Credit Squeeze Tipped To Hit Big Projects
September 9th, 2008
As was predicted in last week’s Transport and Logistics, leading economist Alex Sundakov says it will be much harder for NZ to bankroll big infrastructure projects such as roads and rail infrastructure through borrowing because of the international credit crunch. Sundakov says the $1.05trn bailout of US investment banks will have little impact in terms of making raising loans easier as the move is more about injecting confidence than cash.
Focus On Project Viability. While short-term market instability is likely to subside, he warns in the longer-term, more serious issues will remain: NZ needs to borrow heavily in coming years to build roads and other infrastructure. He says this will become harder and more expensive because of the global credit crisis, with tougher international competition for increasingly tight funds. Big private sector groups, the likes of which National want to work with to build projects, will face higher interest rates and have to borrow for shorter terms.
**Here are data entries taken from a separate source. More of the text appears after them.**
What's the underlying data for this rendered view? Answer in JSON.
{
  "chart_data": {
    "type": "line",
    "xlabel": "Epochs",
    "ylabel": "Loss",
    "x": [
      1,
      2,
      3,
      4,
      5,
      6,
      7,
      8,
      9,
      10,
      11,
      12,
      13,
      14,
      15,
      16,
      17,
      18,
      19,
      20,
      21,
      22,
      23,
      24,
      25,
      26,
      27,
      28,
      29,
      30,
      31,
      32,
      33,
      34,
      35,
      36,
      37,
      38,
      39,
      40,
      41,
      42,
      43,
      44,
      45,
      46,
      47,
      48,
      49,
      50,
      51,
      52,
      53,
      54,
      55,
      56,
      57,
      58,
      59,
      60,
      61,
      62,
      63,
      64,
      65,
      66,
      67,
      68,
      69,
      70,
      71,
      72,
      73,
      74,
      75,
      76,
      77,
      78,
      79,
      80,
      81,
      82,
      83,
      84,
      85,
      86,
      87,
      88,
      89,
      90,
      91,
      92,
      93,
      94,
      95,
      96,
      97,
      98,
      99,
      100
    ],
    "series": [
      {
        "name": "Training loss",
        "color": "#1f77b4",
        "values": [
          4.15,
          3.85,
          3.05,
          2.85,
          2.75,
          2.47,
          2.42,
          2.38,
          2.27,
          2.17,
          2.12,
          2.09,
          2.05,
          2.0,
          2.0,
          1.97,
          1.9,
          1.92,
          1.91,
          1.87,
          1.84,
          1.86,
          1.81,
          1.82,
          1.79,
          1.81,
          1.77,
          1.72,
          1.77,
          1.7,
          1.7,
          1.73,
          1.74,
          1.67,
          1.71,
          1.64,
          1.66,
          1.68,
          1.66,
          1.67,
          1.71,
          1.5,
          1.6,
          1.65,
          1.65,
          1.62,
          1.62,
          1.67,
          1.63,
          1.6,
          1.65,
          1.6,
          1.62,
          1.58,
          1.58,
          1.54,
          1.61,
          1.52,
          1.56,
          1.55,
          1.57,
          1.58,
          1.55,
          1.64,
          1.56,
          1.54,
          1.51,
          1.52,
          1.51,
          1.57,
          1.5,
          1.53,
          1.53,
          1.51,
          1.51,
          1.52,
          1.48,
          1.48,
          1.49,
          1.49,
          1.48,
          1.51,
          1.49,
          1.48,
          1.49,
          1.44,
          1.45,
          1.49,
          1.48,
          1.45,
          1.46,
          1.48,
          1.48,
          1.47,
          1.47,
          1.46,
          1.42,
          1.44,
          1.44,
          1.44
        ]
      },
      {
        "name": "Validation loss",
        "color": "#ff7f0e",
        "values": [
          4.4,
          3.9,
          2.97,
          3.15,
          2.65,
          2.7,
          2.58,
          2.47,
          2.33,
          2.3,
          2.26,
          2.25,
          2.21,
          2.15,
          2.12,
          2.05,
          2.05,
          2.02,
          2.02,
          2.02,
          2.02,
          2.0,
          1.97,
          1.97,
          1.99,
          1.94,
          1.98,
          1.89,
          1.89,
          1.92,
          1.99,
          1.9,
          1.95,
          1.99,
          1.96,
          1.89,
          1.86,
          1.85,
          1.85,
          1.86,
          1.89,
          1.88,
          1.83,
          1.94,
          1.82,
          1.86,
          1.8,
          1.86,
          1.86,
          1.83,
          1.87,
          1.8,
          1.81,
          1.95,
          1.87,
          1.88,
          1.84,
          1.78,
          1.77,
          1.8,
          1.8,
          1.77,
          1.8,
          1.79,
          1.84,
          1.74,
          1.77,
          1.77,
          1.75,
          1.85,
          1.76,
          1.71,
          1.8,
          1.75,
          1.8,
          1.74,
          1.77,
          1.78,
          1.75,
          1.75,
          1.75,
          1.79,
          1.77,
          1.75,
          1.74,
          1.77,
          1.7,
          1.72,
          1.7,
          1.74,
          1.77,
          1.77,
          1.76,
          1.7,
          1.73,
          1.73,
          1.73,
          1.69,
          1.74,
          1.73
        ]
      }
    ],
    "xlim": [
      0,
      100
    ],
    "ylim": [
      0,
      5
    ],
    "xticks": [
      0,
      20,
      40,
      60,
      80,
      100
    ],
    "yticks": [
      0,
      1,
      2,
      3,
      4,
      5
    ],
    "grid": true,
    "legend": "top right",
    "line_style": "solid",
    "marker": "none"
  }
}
Govts A Safer Bet. On a more positive note, he believes big Govt agencies will not fail to get the money, indicating borrowing is far more likely to be carried out by the public sector than the private. If will be interesting to see if Sundakov’s warning will be taken seriously by senior National Party politicians. National may just have to admit the Govt is in the best position to borrow money for major projects. Look for them to quietly forget Public Private Partnerships all together if the financial turmoil continues.